How not to take landscape shots

Not so long ago, on Scott Kelby’s blog, the post showed up discussing one of his, not so interesting anyway travel shots. “This cannot be a good shot because” was supposed to be a satire on all photographic forums and such, much more oriented on gear then creativity. At least that’s I think what it was about. The truth be told, Scott Kelby by himself is rather opinionated person, not unlike many of those forums participants. And, after listening to just a few of his Blind Critiques on “The Grid”, you can easily come up with a short satire what else is wrong with this image.

Colorado National Monument sunrise

  • It was not shot in a location Ansel Adams himself would shoot. If it was, there is no indication of it in the shot, thus it was not. After all, other than Arches and Yosemite, landcape photography is permitted only in few chosen spots. You cannot practice that genre in Iowa or Pennsylvania.
  • While the road adds a bit of¬†interest, there is no real foreground. There should have been a rock placed on the road, possibly close to the photographer. Or a tree branch, at least.
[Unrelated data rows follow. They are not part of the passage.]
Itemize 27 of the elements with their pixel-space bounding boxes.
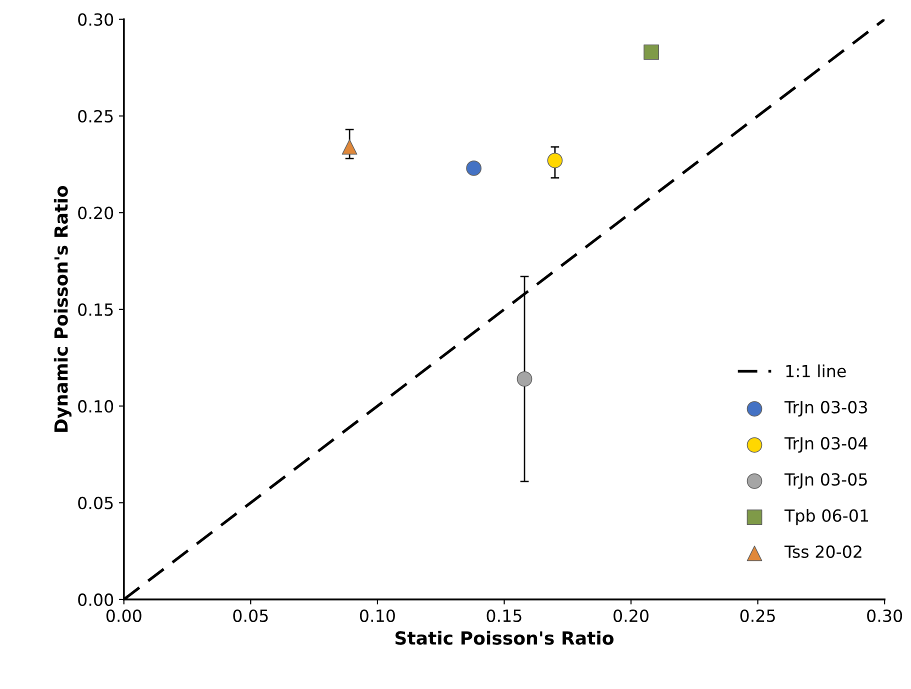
legend-label: Tpb 06-01 — [784, 508, 868, 526]
y-tick-label: 0.05 — [78, 496, 113, 510]
x-tick-label: 0.00 — [106, 609, 142, 622]
y-tick-label: 0.10 — [78, 400, 114, 413]
point — [342, 139, 358, 155]
point — [547, 152, 563, 168]
y-tick-label: 0.00 — [78, 593, 114, 606]
y-tick-label: 0.20 — [78, 206, 114, 220]
point — [516, 371, 532, 387]
x-tick-label: 0.15 — [486, 609, 522, 622]
legend-label: 1:1 line — [786, 364, 846, 378]
x-tick-label: 0.30 — [867, 609, 902, 622]
x-tick-label: 0.10 — [360, 609, 395, 622]
y-axis-title: Dynamic Poisson's Ratio — [54, 186, 72, 432]
y-tick-label: 0.15 — [78, 303, 113, 316]
x-axis-title: Static Poisson's Ratio — [395, 630, 614, 645]
y-tick-label: 0.25 — [78, 110, 113, 123]
legend-label: Tss 20-02 — [784, 545, 862, 558]
point — [466, 160, 482, 176]
legend-label: TrJn 03-04 — [784, 437, 868, 453]
point — [644, 44, 660, 60]
legend-label: TrJn 03-03 — [784, 400, 867, 417]
y-tick-label: 0.30 — [78, 13, 114, 26]
x-tick-label: 0.25 — [740, 609, 775, 622]
x-tick-label: 0.20 — [614, 609, 648, 622]
legend-label: TrJn 03-05 — [784, 473, 867, 489]
x-tick-label: 0.05 — [233, 609, 268, 622]
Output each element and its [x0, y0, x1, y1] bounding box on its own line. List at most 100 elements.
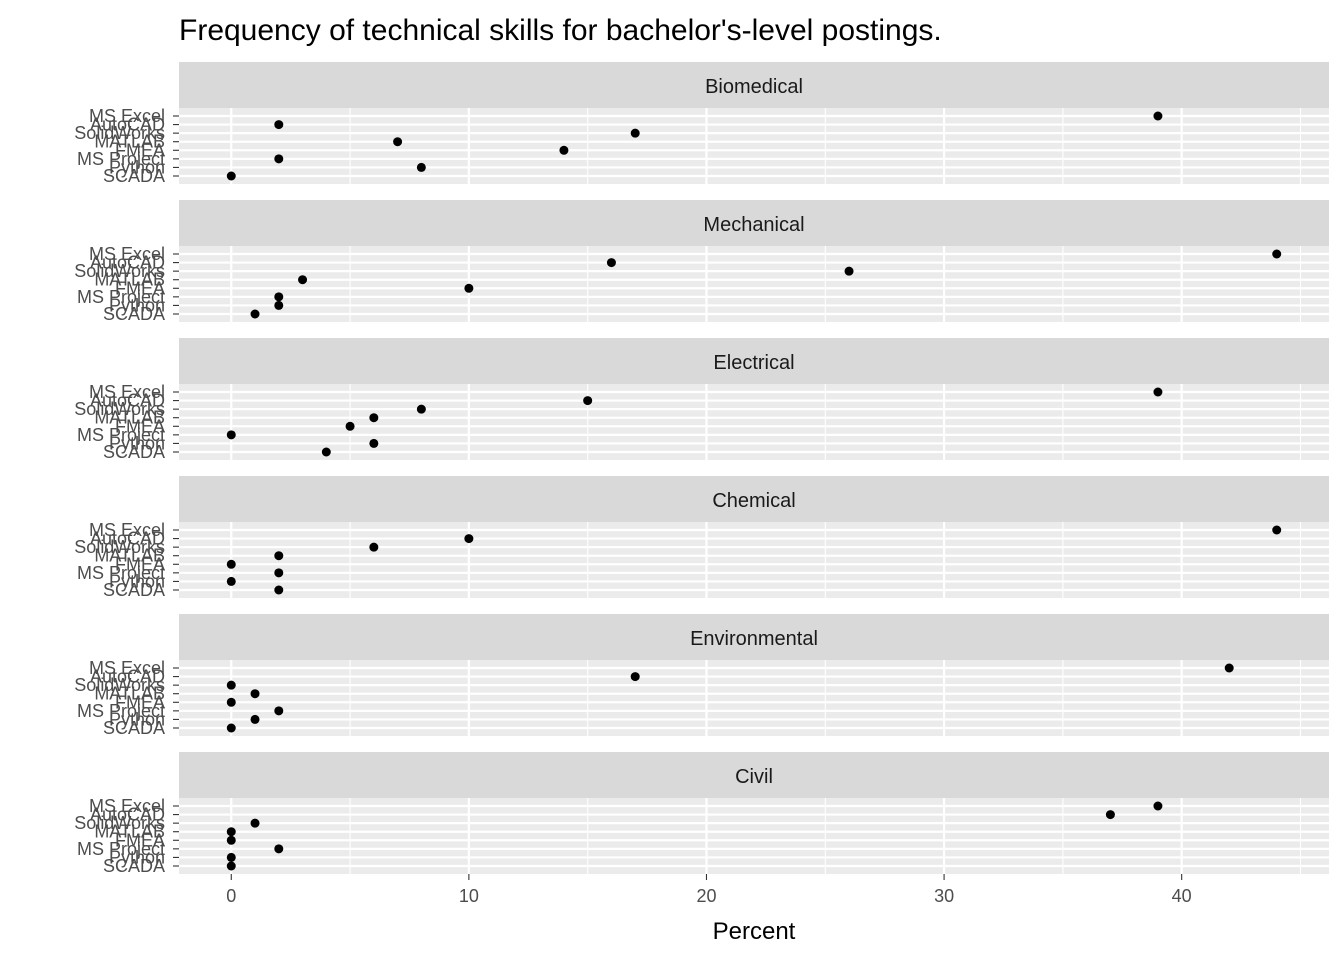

After all, if there was none, it should have been dragged from next/previous view point. Best- with wild flowers growing from it.
  • Although it was shot at right time of the day, within the golden hour, the colors are all wrong. The pink tones are missing, the image does not fit within current landscape esthetics.

And for illustration, one of mine landscape images. Taken in Colorado National Monument at sunset, features a tree, and us. I used a zoom lens on Nikon D300. Is it a good or bad shot?

Now, to you. Do you feel there is far too much rules and limitations against which your photos are critiqued, regardless of how good they really are? Any more examples of opinionated people who just affirm the status quo? Share your thoughts in comments!